Doch ausgesprochen ungewöhnliche Geräusche waren selten auf Highgate, und Crouch war sich sicher, sie nach all den Jahren deutlich von den gewöhnlichen unterscheiden zu können.

Crouch kannte den Herzschlag des Friedhofs genau, sein leises, gespenstisches Atmen, wenn der Wind, wie in dieser Nacht, sachte durch die Büsche und Bäume strich, das weinerliche Knarzen der Äste in den uralten Eichen, den Flügelschlag der Eulen und Fledermäuse und das Scharren und Huschen der Ratten.

Die Schatten ringsum waren beinahe erdrückend. Sie schienen mit jedem seiner Schritte weiter zusammen­zurücken, schienen immer näherzukommen, immer weiter auf ihn einzudringen.

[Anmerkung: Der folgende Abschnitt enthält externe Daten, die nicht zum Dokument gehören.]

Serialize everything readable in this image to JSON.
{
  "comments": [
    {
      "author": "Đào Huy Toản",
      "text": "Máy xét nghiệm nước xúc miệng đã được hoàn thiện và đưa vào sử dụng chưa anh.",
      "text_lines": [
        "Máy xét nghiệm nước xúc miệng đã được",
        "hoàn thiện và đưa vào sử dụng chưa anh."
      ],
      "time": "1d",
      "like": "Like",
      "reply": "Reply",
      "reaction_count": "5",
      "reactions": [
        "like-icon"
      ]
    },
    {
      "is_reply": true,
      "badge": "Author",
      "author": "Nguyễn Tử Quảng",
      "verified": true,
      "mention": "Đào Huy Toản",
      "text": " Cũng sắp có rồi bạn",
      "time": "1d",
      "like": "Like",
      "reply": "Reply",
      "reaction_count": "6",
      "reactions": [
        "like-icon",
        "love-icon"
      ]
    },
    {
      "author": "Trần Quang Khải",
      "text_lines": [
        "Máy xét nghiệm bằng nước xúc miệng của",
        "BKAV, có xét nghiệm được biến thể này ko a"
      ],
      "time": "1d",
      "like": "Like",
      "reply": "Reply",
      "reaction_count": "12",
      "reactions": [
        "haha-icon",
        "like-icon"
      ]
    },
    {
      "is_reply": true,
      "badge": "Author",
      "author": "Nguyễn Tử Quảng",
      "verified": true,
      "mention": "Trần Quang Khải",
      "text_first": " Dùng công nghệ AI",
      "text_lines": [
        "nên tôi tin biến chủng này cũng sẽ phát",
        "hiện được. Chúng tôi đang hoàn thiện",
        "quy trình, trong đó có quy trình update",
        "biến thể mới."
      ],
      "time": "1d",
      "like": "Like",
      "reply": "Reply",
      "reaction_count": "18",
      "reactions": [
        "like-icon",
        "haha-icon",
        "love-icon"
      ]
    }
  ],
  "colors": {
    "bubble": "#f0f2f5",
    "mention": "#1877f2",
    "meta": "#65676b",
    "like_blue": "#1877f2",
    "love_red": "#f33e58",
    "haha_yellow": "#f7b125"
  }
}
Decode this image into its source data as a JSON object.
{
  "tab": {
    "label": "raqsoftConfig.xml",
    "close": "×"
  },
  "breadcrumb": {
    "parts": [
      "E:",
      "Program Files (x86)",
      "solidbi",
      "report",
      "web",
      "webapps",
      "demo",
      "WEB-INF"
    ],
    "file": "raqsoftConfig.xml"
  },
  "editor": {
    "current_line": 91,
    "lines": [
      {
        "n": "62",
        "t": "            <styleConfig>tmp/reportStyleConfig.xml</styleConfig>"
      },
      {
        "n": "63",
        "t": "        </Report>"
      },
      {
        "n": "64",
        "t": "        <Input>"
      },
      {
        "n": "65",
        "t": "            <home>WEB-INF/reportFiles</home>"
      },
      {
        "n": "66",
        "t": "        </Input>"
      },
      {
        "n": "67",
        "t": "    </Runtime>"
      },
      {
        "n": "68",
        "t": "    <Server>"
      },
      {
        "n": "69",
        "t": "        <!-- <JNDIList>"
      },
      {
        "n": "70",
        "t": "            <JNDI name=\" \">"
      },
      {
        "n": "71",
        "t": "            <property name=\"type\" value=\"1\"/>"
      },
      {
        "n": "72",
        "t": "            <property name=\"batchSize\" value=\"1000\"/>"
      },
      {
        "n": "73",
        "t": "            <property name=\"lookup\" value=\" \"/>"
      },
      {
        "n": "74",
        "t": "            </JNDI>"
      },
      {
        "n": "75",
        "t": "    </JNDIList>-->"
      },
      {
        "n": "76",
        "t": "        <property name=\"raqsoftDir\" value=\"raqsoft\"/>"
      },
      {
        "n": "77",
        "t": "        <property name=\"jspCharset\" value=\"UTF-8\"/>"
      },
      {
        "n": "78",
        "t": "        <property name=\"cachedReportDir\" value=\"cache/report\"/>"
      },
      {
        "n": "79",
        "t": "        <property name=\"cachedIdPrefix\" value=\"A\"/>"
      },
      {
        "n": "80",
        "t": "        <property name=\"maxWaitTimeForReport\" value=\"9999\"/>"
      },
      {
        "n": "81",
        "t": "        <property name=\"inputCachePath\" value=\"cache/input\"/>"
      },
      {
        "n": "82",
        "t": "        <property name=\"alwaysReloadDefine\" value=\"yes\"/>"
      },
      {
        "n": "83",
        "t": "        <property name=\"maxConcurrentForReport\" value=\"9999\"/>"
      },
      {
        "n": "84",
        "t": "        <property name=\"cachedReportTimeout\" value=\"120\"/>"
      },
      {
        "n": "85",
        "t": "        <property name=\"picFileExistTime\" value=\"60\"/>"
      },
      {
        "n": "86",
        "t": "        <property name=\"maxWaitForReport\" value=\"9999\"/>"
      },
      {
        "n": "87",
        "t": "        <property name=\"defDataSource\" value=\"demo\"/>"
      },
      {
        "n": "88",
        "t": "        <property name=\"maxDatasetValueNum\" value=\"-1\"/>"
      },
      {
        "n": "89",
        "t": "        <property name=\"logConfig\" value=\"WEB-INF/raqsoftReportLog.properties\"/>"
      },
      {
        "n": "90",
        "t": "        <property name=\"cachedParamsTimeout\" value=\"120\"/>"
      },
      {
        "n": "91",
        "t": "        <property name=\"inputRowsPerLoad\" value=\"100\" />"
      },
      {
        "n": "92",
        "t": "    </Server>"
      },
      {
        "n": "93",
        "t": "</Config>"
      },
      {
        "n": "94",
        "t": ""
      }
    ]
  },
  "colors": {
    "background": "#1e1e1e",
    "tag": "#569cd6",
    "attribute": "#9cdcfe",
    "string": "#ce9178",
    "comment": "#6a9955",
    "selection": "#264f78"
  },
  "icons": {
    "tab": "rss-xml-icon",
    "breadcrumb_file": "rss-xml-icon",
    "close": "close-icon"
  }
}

Zum ersten Mal verspürte er ein leises Gefühl von Angst. Es war wie kalter, lähmender Nebel, der ihm wie Wasser in die groben Stiefel schwappte und begann, an ­seinen Beinen empor und seinen Rücken hinaufzukriechen. Crouch versuchte, dieses neue, ihm bislang unbekannte Gefühl abzuschütteln, doch es gelang ihm nicht ganz.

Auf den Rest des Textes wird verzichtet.